Locatelli also uses courgette (which the nonna who first explained the recipe to me in Sicily was adamant was wrong – a French perversion), as well as fennel, pine nuts and either sultanas or raisins. The sweet dried fruit, a typically Sicilian ingredient in savory dishes since Arab occupation, together with sugar and vinegar give the dish its classic Sicilian agrodolce (sweet and sour) signature.
Ana Del Conte, in The Concise Gastronomy of Italy, includes bittersweet (minimum 70%) chocolate and a garnish of sieved hard-boiled egg. Other ingredients occasionally seen are dried chili or harissa, and garlic.
How to make caponata
As far as preparation is concerned, there is relative harmony, except over whether the aubergine, which is always fried separately from the onion and celery, should be pre-salted, whether you can shallow-fry rather than deep-fry it (I don’t advise it) and how long you cook caponata once all the ingredients have been added. Whether for 15 minutes or an hour, it should be left for at least two hours to allow the flavors to infuse.
Where there is a lack of unity—one that makes a critical difference to the accompanying wine—is over the amounts and relative proportions of vinegar and sugar. Some recipes use three times as much as others. Some list equal quantities of vinegar and sugar; others use nearly seven times as much vinegar as sugar.
The individual vinegar also has a big impact. I like Forvm (aka Forum) Cabernet Sauvignon, an aged vinegar and grape juice blend. And I taste as I go, usually ending up with 50ml of vinegar and one tablespoon of sugar for 500g aubergine, one medium onion, two to three sticks of celery 250–270g tomatoes, and 35–40g each of olives, capers, and sultanas.
Best wines to pair with caponata
It gives an agrodolce balance that works with the dark fruit and cherry intensity, herb, spice, black olive, black pepper, and vital acidity of Cerasuolo di Vittoria (Nero d’Avola/Frappato blend). Conveniently, if you are serving caponata alongside fish, it’s often one of the best reds to have with fish. It’s also good with salumi.

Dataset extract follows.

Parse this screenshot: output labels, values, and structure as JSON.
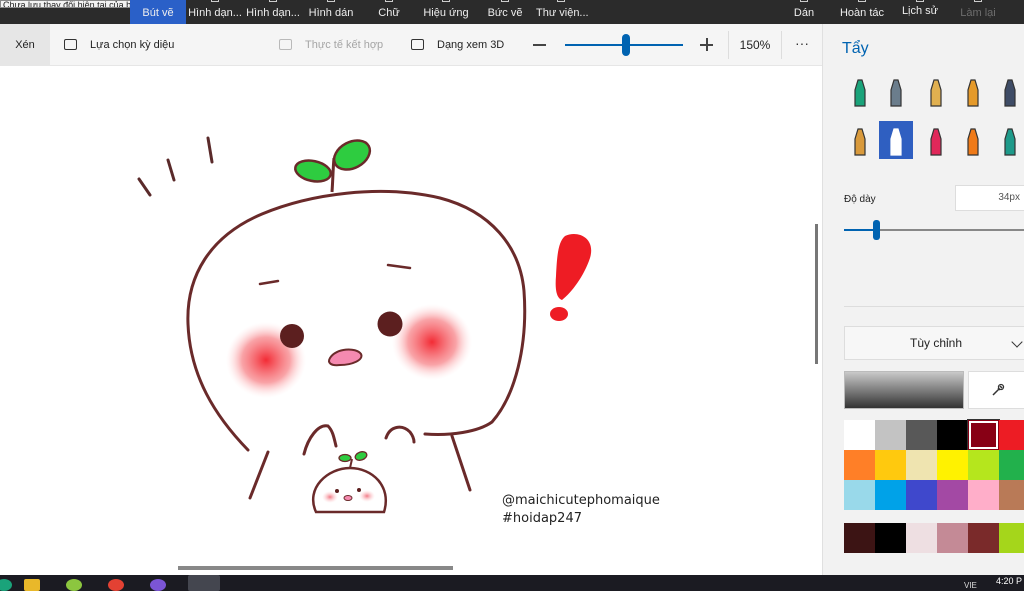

The Santa Tresa estate is consistently good at achieving the desirable bright, precise fruit, soft tannins, and juicy acidity in its Cerasuolo di Vittoria.

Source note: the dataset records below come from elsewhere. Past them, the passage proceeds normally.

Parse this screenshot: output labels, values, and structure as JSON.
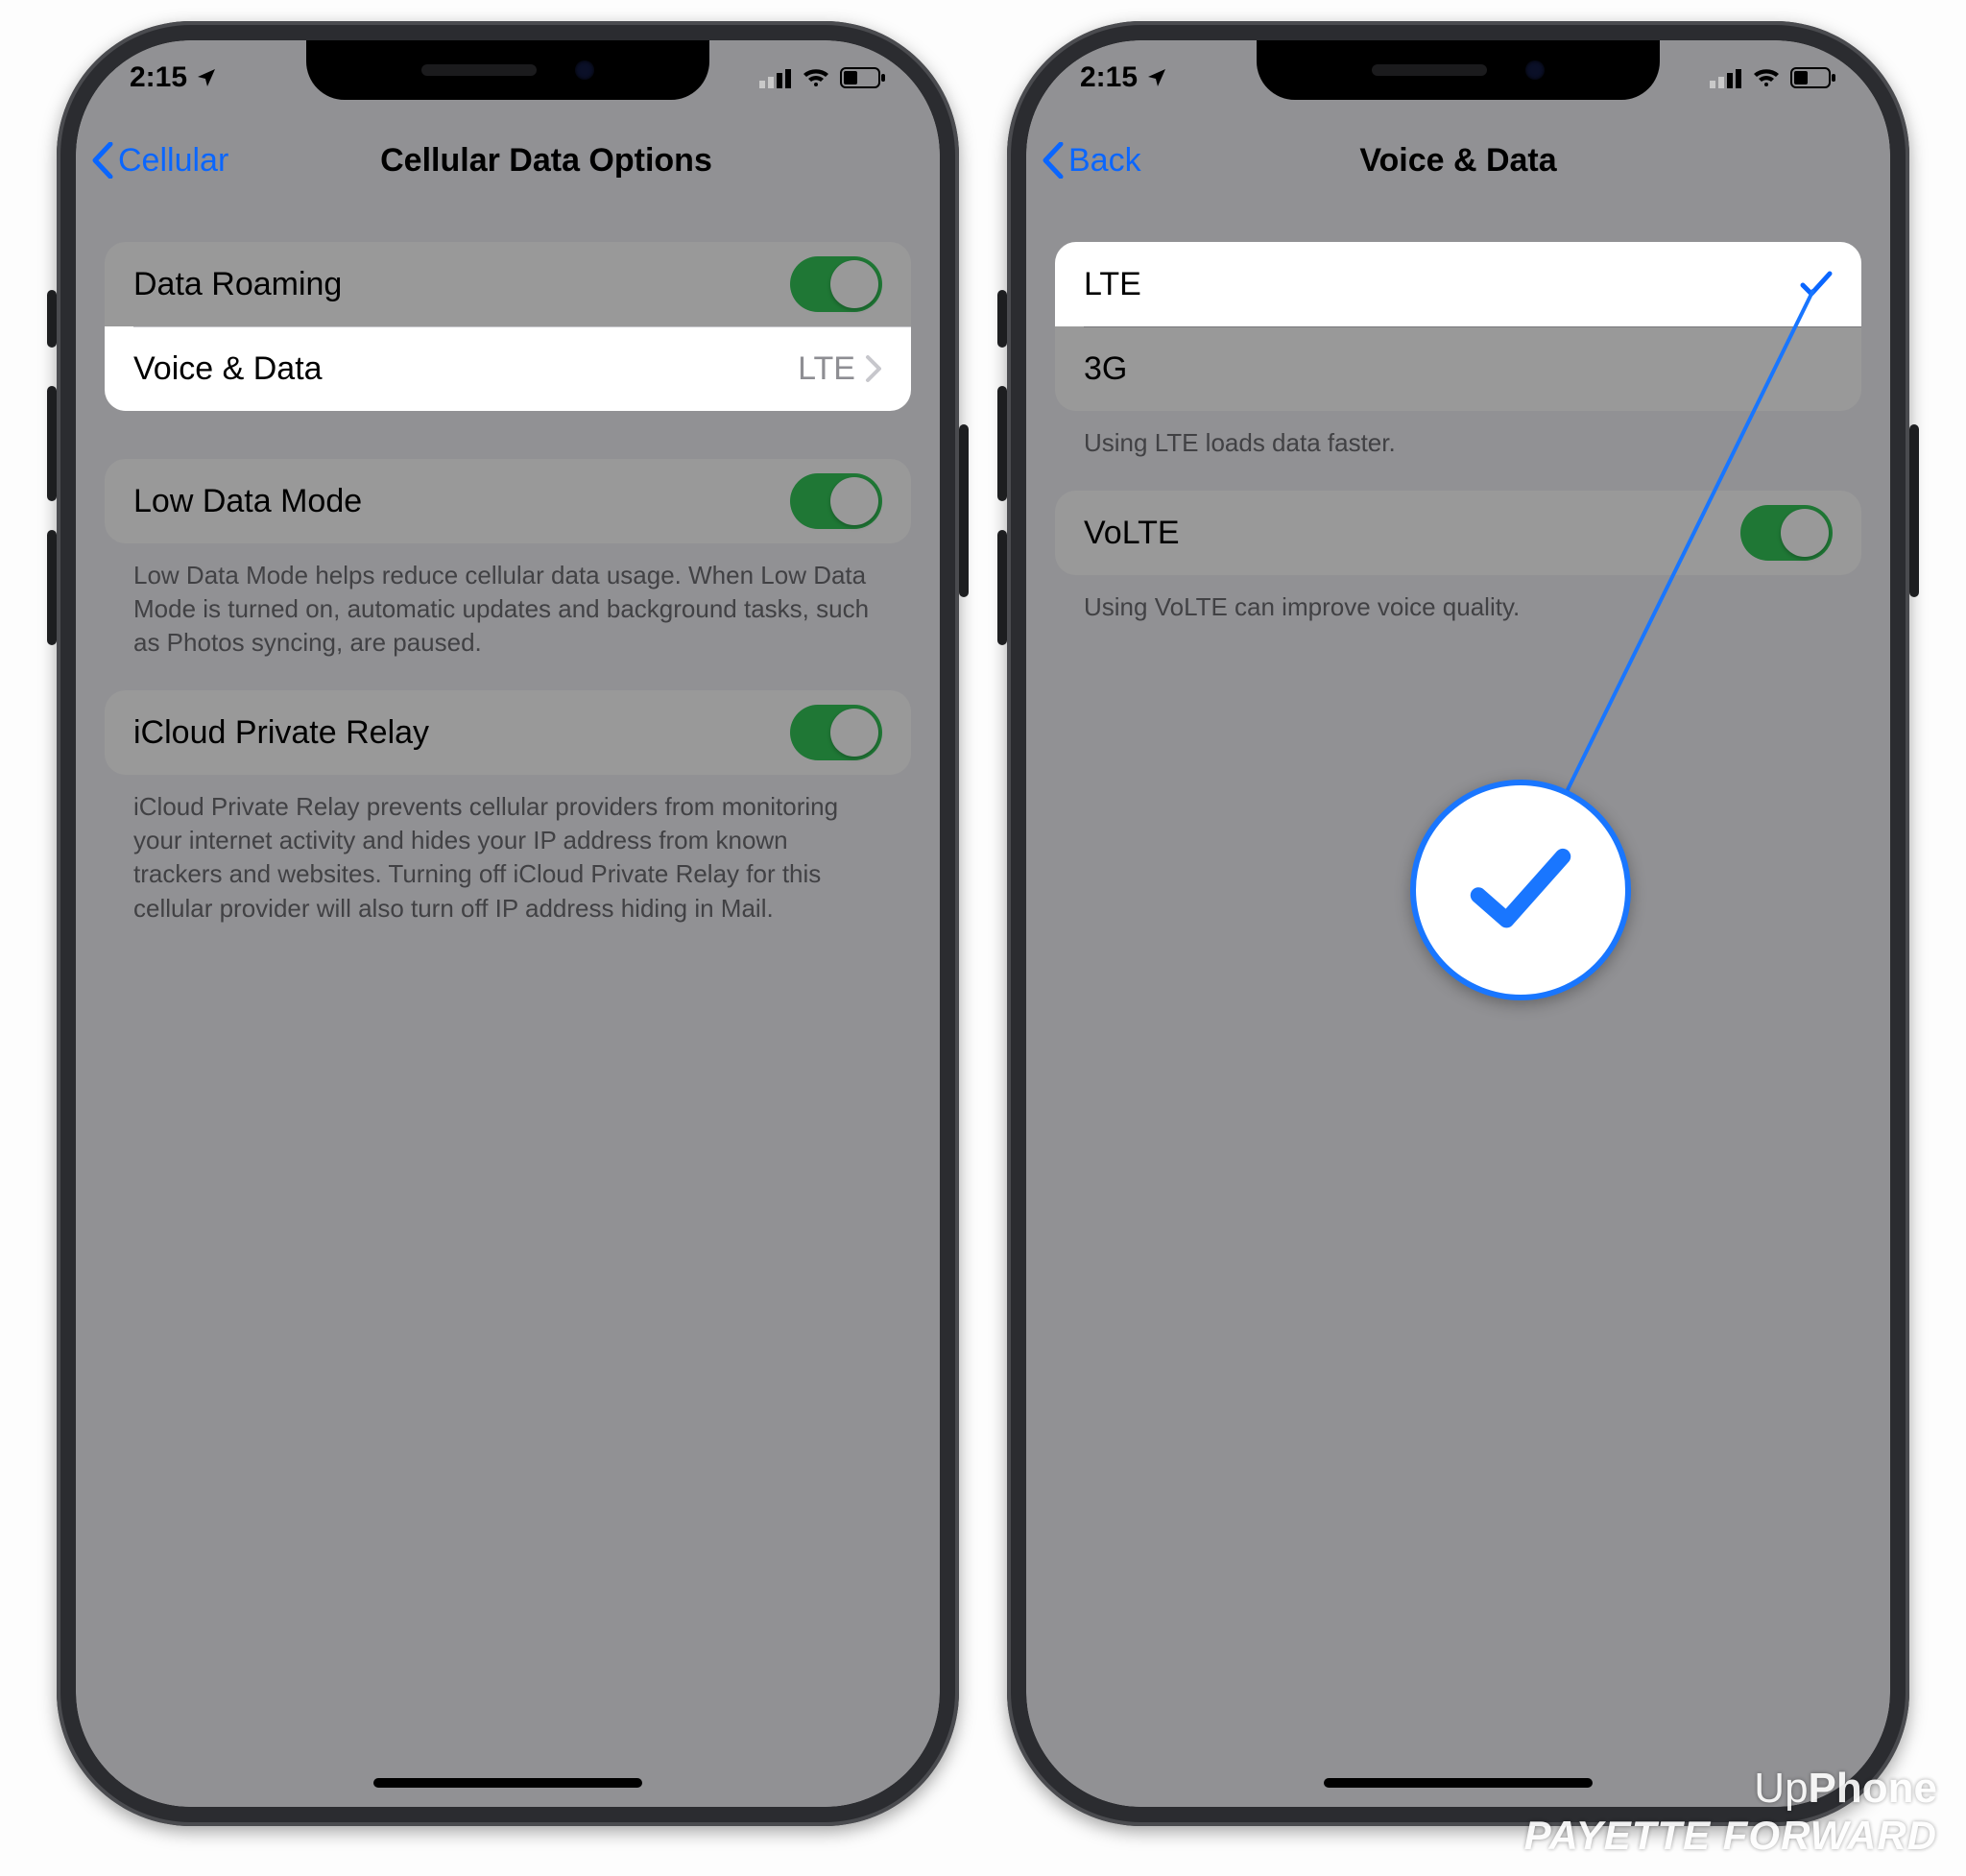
{
  "status": {
    "time": "2:15"
  },
  "left": {
    "back": "Cellular",
    "title": "Cellular Data Options",
    "rows": {
      "data_roaming": "Data Roaming",
      "voice_data": "Voice & Data",
      "voice_data_value": "LTE",
      "low_data": "Low Data Mode",
      "low_data_footer": "Low Data Mode helps reduce cellular data usage. When Low Data Mode is turned on, automatic updates and background tasks, such as Photos syncing, are paused.",
      "relay": "iCloud Private Relay",
      "relay_footer": "iCloud Private Relay prevents cellular providers from monitoring your internet activity and hides your IP address from known trackers and websites. Turning off iCloud Private Relay for this cellular provider will also turn off IP address hiding in Mail."
    }
  },
  "right": {
    "back": "Back",
    "title": "Voice & Data",
    "rows": {
      "lte": "LTE",
      "g3": "3G",
      "net_footer": "Using LTE loads data faster.",
      "volte": "VoLTE",
      "volte_footer": "Using VoLTE can improve voice quality."
    }
  },
  "watermark": {
    "line1a": "Up",
    "line1b": "Phone",
    "line2": "PAYETTE FORWARD"
  }
}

Well made Nero d’Avola in a lighter, crunchier style can also work, as can Etna Nerello Mascalese, youngish Chianti, and some Primitivo di Manduria. But it’s always a tightrope walk with caponata’s sweetness and acidity lying in wait on either side.
The same applies to white and rosé—and whatever the color I would avoid wines that show their oak. I have had some success with Etna Rosato, but most are a bit too elegantly dry. The exuberance of Tavel has been more successful, including recently Arbousset Tavel 2021.

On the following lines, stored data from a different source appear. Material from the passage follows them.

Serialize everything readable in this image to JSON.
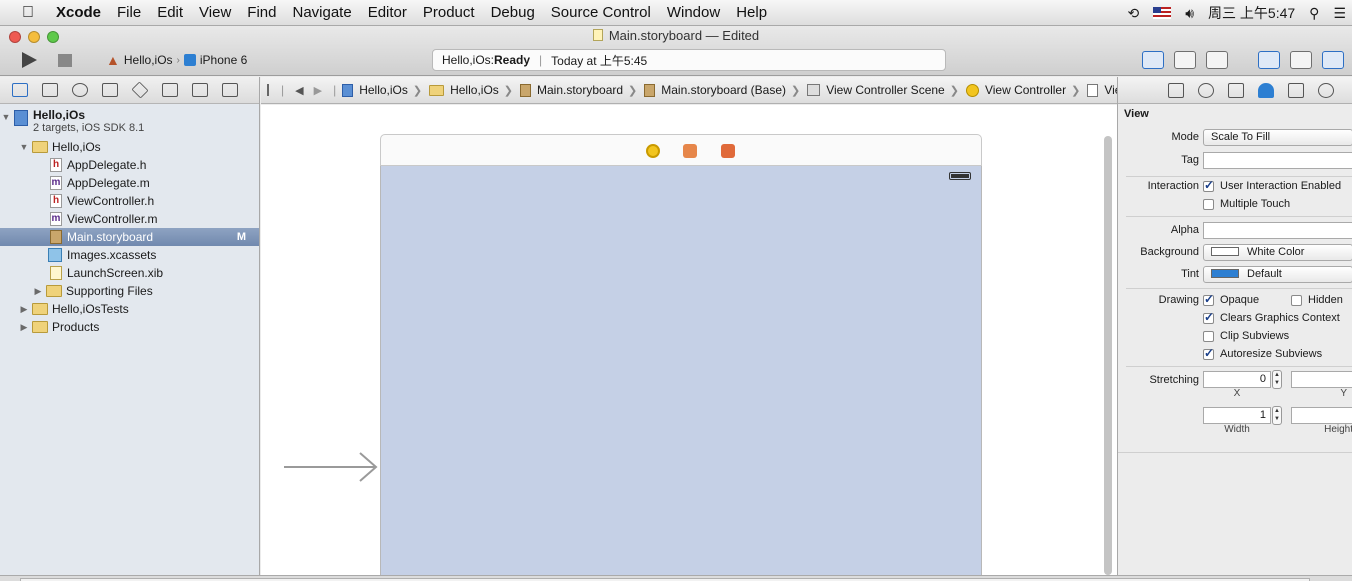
{
  "menubar": {
    "app_name": "Xcode",
    "items": [
      "File",
      "Edit",
      "View",
      "Find",
      "Navigate",
      "Editor",
      "Product",
      "Debug",
      "Source Control",
      "Window",
      "Help"
    ],
    "clock": "周三 上午5:47"
  },
  "window": {
    "title": "Main.storyboard — Edited"
  },
  "toolbar": {
    "scheme": "Hello,iOs",
    "device": "iPhone 6",
    "activity_project": "Hello,iOs: ",
    "activity_status": "Ready",
    "activity_time": "Today at 上午5:45"
  },
  "navigator": {
    "project": {
      "name": "Hello,iOs",
      "subtitle": "2 targets, iOS SDK 8.1"
    },
    "group": "Hello,iOs",
    "files": [
      {
        "name": "AppDelegate.h",
        "kind": "h"
      },
      {
        "name": "AppDelegate.m",
        "kind": "m"
      },
      {
        "name": "ViewController.h",
        "kind": "h"
      },
      {
        "name": "ViewController.m",
        "kind": "m"
      },
      {
        "name": "Main.storyboard",
        "kind": "storyboard",
        "badge": "M"
      },
      {
        "name": "Images.xcassets",
        "kind": "xcassets"
      },
      {
        "name": "LaunchScreen.xib",
        "kind": "xib"
      }
    ],
    "supporting": "Supporting Files",
    "tests": "Hello,iOsTests",
    "products": "Products"
  },
  "jumpbar": {
    "crumbs": [
      "Hello,iOs",
      "Hello,iOs",
      "Main.storyboard",
      "Main.storyboard (Base)",
      "View Controller Scene",
      "View Controller",
      "View"
    ]
  },
  "inspector": {
    "section": "View",
    "mode_label": "Mode",
    "mode_value": "Scale To Fill",
    "tag_label": "Tag",
    "interaction_label": "Interaction",
    "user_interaction": "User Interaction Enabled",
    "multiple_touch": "Multiple Touch",
    "alpha_label": "Alpha",
    "background_label": "Background",
    "background_value": "White Color",
    "tint_label": "Tint",
    "tint_value": "Default",
    "drawing_label": "Drawing",
    "opaque": "Opaque",
    "hidden": "Hidden",
    "clears": "Clears Graphics Context",
    "clip": "Clip Subviews",
    "autoresize": "Autoresize Subviews",
    "stretching_label": "Stretching",
    "stretch_x": "0",
    "stretch_width": "1",
    "x_label": "X",
    "y_label": "Y",
    "width_label": "Width",
    "height_label": "Height"
  },
  "colors": {
    "selection": "#7a8fb3",
    "canvas_view": "#c5d0e6",
    "tint": "#2d7fd2"
  }
}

White wines need forthright acidity as well as fairly bright fruit to handle the sweetness. Sicily fields whites such as Carricante and Catarratto Lucido, varietals and blended, but, again, a note of caution: Etna Bianco, like Etna Rosato, can be overpowered. That said, Firriato’s 2019 Le Sabbie Dell’Etna Bianco went very well this week. It had retained its acidity and minerality while acquiring a touch of honey. I am fairly sure that Forza della Natura Orange Catarratto would work, too, although I have yet to try this pairing.
A wild-card white is the vivid fruit and acidity of a good Marlborough Sauvignon Blanc. It walks alongside but in step with the caponata, both wine and dish retaining their integrity. Recommendations are probably superfluous, so I’ll stick to one: Greywacke.
Returning to reds, but outside Italy, others that have made the grade include Saint-Chinian (Syrah/Grenache), Côtes du Rhônes from the ripe but fresh 2019 vintage, a Swartland Mourvèdre/Carignan/Grenache, and a Peumo Carmenère—ripe but with sweet, fresh green-leaf intensity.